La gran calzada la vio reír, siéndole infiel con otros novios. La vio pasear una vez con su familia. Nunca le hizo un desaire cuando se presentaba en la madrugada ebria o drogada. Ella se lo pagaba con gargajos.

El asfalto la amó más viéndola leer al viejo que era alcohólico por gusto y no por vicio: Bukowski, a Vicente Quirarte, a Oscar Wilde y su retrato así cómo a José Revueltas. Pero aún así, el romance llegó a su fin y la separación fue inminente cuando esta mujer pequeña (sólo de estatura) lloró. Dándole las gracias a su amado Tlalpan, porque en el fondo eran iguales. Por aquello de las calles oscuras y peligrosas cómo su alma, cómo cada parte de su vida. 

«Prueba alguna vez y verás lo grato que es sentirse vivo».

¿Cuántas veces uno llora por las mismas cosas? Se pregunta la autora que constantemente está muriendo. Muriendo de frío, de cansancio, muriendo de vergüenza de actos que no puede mencionar, de dolor. Muriendo por lograr perdonar a quienes la han lastimado. Muriendo por vivir. No se sabe, no hay respuesta al número de llantos, ella sólo llora porque le da miedo la muerte pero también, la ansía. 

“Dedicado a las almas sensibles” advierte Crónicas De Una Mujer Pequeña en su primera página. Y creo que sí debemos tenerlo en cuenta porque “la gente va y viene y se empeña en evadir ciertas emociones, para arrancarse el miedo y los recuerdos dolorosos…”. Pero sabrán que esta escritora hace exactamente todo lo contrario. Donde detecta dolor dará rienda suelta a vivirlo y no parará. No hay un final, sencillamente no parará. 

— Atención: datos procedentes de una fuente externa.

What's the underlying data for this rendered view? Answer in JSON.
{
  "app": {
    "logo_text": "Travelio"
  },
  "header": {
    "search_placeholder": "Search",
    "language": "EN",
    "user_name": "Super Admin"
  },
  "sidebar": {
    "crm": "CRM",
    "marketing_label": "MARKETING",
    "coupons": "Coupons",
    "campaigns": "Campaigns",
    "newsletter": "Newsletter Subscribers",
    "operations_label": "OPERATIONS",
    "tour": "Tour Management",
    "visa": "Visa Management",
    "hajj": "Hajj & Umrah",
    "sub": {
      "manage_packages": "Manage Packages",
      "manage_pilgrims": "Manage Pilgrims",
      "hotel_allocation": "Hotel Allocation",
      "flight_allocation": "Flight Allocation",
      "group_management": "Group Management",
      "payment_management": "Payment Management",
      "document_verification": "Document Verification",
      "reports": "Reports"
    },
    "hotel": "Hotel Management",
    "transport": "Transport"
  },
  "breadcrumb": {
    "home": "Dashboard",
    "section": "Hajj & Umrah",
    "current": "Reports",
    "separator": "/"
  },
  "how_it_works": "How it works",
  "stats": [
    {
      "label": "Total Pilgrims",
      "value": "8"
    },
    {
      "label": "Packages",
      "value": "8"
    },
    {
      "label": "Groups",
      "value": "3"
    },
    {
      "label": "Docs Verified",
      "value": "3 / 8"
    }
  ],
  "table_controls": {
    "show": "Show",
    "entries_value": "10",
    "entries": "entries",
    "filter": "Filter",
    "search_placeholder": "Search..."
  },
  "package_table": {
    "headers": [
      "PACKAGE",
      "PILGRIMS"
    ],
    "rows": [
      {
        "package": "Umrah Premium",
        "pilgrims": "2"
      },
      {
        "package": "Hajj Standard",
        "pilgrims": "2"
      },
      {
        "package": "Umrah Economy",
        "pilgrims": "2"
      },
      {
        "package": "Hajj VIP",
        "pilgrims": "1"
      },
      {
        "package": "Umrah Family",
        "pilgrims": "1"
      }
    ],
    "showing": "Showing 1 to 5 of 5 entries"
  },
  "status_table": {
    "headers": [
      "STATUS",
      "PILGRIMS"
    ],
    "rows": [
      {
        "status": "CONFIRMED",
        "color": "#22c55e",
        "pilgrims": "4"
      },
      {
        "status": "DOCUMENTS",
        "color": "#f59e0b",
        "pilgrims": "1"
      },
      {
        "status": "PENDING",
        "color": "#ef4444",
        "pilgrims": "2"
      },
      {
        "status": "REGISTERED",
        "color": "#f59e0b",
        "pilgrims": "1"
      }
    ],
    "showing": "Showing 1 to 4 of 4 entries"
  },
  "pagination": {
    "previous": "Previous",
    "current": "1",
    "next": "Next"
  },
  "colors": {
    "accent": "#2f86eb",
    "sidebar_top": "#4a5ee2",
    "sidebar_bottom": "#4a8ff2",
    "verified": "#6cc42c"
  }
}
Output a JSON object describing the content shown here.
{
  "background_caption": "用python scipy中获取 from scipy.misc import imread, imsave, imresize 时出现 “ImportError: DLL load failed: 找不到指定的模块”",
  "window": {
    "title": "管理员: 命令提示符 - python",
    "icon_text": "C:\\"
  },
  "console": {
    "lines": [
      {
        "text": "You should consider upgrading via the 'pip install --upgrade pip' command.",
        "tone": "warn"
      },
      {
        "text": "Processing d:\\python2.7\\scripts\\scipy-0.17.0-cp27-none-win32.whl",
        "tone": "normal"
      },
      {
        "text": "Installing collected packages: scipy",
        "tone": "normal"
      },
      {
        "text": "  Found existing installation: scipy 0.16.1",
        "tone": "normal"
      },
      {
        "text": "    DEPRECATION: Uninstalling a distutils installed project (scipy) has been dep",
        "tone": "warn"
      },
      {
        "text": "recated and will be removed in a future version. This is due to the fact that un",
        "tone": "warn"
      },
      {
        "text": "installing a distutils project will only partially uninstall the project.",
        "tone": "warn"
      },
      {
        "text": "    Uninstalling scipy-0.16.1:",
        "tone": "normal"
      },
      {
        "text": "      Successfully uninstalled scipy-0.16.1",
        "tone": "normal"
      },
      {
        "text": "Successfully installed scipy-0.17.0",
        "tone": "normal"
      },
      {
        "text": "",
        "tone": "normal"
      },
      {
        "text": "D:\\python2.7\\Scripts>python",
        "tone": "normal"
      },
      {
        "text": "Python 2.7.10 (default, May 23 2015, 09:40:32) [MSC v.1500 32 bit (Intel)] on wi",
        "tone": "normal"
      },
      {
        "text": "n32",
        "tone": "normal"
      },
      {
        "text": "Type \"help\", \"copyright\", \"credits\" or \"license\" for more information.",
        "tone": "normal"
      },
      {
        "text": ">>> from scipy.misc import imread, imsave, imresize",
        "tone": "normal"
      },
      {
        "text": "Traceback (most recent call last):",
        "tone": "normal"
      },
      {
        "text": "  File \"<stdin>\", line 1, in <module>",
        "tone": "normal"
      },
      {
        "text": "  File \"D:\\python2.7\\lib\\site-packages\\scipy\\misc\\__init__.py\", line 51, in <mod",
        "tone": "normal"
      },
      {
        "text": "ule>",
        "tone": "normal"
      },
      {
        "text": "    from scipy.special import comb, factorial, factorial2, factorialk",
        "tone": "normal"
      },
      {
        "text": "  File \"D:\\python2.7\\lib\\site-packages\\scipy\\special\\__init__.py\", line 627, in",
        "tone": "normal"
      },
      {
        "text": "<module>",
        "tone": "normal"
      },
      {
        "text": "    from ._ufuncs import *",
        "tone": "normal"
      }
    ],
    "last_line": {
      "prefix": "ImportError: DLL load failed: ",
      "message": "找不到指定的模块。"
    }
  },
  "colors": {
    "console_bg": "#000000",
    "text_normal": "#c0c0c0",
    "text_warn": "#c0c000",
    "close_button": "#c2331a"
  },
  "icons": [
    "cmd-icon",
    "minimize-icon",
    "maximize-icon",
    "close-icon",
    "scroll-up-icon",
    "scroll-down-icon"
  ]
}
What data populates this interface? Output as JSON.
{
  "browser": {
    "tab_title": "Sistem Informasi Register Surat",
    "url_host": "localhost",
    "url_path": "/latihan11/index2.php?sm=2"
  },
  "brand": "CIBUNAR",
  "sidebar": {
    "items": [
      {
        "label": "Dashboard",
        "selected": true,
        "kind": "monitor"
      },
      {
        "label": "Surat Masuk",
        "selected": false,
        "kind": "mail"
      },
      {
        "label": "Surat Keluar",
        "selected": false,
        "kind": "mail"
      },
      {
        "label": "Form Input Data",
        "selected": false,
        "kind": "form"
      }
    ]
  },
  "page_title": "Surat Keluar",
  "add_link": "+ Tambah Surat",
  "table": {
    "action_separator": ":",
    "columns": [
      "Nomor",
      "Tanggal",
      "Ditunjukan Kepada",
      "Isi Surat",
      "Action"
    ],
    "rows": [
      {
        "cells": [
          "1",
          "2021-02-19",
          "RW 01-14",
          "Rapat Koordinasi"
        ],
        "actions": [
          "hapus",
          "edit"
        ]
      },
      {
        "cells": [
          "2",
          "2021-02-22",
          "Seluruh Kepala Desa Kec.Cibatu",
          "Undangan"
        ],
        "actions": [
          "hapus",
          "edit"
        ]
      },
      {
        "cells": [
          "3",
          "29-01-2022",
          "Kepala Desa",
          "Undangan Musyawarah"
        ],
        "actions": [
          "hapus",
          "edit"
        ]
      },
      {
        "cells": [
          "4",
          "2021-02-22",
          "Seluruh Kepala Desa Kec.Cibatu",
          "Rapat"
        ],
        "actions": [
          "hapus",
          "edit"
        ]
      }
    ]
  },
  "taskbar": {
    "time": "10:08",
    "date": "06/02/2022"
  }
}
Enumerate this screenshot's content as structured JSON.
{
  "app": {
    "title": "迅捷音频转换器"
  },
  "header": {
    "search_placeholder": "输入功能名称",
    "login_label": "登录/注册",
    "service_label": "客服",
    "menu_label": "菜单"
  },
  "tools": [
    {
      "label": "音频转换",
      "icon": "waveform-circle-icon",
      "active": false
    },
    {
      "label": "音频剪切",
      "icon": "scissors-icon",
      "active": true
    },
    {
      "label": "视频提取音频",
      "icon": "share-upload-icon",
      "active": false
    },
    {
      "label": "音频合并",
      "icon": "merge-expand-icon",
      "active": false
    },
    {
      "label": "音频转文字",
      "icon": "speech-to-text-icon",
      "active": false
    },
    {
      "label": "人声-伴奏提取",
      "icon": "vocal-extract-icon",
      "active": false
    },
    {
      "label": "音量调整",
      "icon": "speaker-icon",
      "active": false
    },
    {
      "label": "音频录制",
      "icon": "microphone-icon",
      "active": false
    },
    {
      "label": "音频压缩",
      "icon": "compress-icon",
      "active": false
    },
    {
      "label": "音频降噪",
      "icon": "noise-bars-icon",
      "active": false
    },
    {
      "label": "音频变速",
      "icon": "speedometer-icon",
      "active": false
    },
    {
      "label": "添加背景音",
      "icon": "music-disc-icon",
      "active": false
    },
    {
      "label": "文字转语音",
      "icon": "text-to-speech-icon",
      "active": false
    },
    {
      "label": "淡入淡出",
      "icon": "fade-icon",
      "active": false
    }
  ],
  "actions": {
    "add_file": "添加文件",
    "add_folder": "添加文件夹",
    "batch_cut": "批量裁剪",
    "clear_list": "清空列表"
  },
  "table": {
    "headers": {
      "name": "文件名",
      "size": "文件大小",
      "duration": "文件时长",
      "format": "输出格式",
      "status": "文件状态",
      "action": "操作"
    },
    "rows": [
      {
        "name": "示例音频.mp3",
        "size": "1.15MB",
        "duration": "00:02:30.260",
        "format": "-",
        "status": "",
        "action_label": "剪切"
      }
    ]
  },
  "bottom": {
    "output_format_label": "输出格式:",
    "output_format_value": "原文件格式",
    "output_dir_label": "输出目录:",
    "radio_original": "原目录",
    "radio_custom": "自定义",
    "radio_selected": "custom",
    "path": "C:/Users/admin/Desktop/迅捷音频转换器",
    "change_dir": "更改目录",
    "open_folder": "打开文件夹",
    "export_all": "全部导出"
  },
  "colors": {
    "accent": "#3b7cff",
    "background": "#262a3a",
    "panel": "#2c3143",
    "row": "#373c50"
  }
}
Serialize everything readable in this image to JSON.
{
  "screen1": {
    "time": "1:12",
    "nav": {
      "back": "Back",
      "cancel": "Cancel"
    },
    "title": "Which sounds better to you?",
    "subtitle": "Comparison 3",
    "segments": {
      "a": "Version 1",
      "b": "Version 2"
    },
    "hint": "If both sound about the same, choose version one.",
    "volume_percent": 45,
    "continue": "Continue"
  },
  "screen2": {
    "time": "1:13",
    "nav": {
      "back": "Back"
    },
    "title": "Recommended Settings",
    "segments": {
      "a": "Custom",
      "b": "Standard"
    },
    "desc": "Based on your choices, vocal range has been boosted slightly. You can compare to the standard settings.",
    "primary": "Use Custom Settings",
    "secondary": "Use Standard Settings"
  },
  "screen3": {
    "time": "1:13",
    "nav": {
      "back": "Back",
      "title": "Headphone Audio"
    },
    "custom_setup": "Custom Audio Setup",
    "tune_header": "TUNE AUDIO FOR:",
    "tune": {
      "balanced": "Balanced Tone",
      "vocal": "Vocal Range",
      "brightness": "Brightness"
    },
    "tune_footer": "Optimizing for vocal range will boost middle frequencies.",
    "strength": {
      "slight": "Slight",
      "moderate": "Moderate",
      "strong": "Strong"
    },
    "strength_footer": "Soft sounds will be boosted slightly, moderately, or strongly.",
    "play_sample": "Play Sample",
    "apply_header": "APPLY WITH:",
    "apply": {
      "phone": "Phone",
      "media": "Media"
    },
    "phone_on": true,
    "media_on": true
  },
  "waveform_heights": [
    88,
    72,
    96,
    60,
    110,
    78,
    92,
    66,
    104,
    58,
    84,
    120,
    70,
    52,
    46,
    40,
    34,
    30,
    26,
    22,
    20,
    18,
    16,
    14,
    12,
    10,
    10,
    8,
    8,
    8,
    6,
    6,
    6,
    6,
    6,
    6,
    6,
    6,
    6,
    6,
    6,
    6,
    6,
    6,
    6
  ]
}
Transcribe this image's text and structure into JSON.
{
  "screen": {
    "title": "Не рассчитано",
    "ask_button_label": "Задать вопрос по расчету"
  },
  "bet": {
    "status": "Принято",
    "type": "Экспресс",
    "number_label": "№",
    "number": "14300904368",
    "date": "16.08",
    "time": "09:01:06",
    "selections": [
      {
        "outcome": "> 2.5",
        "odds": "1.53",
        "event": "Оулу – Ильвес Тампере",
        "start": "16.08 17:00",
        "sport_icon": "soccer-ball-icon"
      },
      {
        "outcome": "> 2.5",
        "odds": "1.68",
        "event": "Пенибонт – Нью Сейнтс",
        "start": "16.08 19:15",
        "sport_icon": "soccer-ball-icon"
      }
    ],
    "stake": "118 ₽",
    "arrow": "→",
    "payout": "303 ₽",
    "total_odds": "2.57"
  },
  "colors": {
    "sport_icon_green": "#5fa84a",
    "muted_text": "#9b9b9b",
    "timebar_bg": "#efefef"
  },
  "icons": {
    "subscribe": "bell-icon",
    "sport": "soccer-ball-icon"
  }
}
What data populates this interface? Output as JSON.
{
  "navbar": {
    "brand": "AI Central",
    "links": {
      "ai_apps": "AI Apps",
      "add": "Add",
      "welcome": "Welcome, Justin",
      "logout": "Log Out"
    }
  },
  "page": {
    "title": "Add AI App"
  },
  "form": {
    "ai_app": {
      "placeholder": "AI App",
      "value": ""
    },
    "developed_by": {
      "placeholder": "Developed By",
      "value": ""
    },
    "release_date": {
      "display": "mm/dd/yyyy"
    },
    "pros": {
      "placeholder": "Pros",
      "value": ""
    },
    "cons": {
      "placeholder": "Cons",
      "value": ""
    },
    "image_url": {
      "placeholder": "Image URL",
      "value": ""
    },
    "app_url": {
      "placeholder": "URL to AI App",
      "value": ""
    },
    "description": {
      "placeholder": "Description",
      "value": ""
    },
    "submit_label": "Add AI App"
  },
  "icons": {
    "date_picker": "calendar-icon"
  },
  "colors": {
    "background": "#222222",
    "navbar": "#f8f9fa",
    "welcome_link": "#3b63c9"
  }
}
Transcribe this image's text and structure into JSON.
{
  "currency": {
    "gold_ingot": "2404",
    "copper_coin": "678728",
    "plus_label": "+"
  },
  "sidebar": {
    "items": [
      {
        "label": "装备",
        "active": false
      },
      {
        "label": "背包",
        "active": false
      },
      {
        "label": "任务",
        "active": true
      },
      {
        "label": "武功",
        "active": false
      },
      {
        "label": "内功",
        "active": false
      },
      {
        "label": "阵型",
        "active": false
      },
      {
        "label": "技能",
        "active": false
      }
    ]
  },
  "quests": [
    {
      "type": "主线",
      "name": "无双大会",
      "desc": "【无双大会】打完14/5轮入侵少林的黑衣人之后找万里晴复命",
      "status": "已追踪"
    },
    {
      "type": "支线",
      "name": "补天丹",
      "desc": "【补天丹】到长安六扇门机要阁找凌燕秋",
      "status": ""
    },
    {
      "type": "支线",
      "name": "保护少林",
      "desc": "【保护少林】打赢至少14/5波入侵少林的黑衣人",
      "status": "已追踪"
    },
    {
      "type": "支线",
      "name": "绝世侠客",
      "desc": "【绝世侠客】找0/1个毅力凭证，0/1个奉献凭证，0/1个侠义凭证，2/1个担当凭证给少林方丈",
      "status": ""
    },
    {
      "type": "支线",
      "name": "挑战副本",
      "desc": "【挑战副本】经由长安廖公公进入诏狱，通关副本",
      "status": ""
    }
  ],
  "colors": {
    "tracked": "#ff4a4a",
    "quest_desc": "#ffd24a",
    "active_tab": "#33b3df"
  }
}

Aydeé Bravo tiene un dejo de inocencia que me recuerda a la niña de Alicia En Las Ciudades de Win Wenders. El objetivo fijo era llegar a casa y el destino le ponía e inventaba trabas para no lograrlo. Pero también, mientras eso sucedía ella disfrutaba y se acoplaba a lo que estuviera pasando en el presente por muy doloroso que fuera. 

Chassé:

*El libro es de Ediciones Vodevil, (del francés vaudeville) que se refiere a un género del teatro de variedades cómo el burlesque o el freak show

*»Casa Silencio», ubicada en el número 959 de Avenida Tlalpan, abrió sus puertas por primera vez en 1935 (cuando aún reinaba un aspecto rural en la ciudad) convirtiéndose en el motel más antiguo de la capital.